Throughout the main hospital areas, the designers employed daylighting to orient patients to outdoor views and reduce the amount of energy consumed. Large windows at corridor ends and in patient waiting areas, as well as decorated glass partitions, break up lengthy hallways and allow light to penetrate to the building’s core, making Bellevue Medical 20 percent more efficient than conventional hospitals. Low-VOC and formaldehyde-free materials and energy- and water-efficient inclusions also add to the overall sustainability.

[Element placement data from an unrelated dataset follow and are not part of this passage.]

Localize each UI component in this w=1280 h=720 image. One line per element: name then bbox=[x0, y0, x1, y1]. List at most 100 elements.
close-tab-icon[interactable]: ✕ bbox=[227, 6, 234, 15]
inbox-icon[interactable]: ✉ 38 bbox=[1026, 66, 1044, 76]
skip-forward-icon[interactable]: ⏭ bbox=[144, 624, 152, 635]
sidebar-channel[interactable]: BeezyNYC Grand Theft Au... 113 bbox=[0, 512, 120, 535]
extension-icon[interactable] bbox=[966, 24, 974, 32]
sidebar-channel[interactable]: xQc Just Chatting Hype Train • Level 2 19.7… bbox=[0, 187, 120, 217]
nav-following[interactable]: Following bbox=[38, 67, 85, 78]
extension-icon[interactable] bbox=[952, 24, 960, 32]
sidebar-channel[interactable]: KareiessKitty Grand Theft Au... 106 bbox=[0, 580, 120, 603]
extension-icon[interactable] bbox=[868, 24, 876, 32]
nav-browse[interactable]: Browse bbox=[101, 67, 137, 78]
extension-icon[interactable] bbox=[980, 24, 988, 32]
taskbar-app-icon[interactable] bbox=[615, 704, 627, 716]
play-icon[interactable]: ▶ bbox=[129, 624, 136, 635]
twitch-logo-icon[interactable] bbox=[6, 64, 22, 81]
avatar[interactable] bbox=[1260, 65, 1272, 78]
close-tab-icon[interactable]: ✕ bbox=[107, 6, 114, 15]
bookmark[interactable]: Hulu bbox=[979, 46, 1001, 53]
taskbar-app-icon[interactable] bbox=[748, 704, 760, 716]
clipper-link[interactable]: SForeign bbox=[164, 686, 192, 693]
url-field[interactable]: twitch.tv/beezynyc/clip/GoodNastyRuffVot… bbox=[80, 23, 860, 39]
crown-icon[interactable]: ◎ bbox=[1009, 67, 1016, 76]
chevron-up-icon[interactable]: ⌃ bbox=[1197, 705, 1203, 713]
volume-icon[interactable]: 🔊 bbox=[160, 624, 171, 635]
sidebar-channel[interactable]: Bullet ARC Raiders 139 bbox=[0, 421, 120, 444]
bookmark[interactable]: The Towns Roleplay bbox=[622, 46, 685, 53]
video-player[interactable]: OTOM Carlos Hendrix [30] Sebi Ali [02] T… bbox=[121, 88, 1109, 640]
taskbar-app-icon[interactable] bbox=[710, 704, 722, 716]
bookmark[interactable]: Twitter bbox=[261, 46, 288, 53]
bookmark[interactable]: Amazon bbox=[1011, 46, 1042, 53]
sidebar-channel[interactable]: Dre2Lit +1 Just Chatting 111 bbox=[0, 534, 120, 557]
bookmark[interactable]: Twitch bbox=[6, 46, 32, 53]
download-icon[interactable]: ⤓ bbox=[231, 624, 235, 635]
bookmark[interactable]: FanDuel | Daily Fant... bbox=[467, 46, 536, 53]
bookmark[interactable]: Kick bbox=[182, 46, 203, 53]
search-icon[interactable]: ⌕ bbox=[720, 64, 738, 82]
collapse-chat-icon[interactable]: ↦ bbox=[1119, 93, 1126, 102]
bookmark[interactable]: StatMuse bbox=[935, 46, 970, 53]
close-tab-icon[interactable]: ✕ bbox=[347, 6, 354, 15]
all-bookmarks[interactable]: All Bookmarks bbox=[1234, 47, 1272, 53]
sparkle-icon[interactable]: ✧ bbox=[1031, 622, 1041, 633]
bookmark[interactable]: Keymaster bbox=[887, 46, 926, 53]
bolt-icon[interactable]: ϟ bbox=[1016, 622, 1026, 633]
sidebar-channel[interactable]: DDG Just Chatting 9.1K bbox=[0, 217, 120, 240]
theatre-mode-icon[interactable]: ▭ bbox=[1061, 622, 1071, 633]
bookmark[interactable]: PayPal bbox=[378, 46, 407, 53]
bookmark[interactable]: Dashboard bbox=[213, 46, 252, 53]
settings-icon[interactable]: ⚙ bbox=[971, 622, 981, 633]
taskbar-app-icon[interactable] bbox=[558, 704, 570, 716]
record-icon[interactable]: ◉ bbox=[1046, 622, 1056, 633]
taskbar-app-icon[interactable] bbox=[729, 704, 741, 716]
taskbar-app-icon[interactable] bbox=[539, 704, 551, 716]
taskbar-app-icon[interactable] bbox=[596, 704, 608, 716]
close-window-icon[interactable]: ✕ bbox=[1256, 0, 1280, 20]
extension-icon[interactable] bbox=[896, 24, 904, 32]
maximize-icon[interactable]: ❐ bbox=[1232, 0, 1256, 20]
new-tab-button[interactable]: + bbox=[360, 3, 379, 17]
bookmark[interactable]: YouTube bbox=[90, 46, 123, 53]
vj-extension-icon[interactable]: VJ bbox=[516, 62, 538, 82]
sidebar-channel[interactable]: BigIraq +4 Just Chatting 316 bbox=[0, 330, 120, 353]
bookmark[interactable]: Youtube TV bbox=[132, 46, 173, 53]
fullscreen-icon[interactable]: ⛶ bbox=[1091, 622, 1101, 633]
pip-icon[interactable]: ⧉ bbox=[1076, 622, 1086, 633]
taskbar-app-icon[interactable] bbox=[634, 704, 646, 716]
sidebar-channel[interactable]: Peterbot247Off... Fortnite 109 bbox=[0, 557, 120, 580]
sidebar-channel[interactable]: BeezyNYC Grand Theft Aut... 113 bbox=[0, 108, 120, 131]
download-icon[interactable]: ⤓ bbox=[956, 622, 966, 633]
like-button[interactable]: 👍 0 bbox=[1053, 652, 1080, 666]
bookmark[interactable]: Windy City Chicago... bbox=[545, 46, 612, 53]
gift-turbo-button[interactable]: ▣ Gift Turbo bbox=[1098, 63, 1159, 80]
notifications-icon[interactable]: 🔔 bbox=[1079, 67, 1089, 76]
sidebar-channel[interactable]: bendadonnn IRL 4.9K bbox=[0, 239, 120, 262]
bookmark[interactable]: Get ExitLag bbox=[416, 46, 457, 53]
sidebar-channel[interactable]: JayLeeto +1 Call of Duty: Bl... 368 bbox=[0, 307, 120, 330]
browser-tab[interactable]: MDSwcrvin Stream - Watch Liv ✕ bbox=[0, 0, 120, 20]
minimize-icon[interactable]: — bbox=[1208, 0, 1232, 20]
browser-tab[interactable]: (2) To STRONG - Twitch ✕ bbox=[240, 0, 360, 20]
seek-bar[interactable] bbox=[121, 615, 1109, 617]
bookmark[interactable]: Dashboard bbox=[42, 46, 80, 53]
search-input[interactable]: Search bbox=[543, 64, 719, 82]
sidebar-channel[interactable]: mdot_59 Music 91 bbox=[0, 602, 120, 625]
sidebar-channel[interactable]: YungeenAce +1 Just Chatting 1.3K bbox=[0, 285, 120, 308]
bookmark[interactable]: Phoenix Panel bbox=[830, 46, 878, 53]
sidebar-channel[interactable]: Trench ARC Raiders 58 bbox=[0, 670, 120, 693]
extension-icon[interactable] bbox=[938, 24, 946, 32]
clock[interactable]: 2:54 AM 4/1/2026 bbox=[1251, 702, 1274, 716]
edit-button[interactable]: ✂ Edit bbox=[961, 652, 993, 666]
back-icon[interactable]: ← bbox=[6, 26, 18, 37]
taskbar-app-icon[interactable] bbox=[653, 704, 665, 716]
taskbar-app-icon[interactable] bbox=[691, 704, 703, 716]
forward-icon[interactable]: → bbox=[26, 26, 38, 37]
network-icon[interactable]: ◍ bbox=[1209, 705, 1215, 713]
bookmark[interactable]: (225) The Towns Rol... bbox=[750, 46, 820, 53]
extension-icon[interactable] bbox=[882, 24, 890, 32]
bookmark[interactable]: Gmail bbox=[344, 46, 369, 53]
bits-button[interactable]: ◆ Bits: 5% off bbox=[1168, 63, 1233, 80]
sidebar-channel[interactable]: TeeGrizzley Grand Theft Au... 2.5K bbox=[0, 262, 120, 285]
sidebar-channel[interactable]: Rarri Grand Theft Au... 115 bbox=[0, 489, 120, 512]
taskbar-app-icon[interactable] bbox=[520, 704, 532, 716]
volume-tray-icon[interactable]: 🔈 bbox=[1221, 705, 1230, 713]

According to Trenolone, the project was realized only with the constant collaboration HDR was able to achieve with the client and contractor. “The synergy we achieved among the three design disciplines of architecture, interiors, and landscape was the most rewarding aspect of the project; their overlap had everything to do with its success,” comments Trenolone. “Throughout the public spaces and patient rooms you can see the care and passion that was put into the design.” Together, style and geometry transform the space into one big, cohesive unit, with an atmosphere of healing all the way through.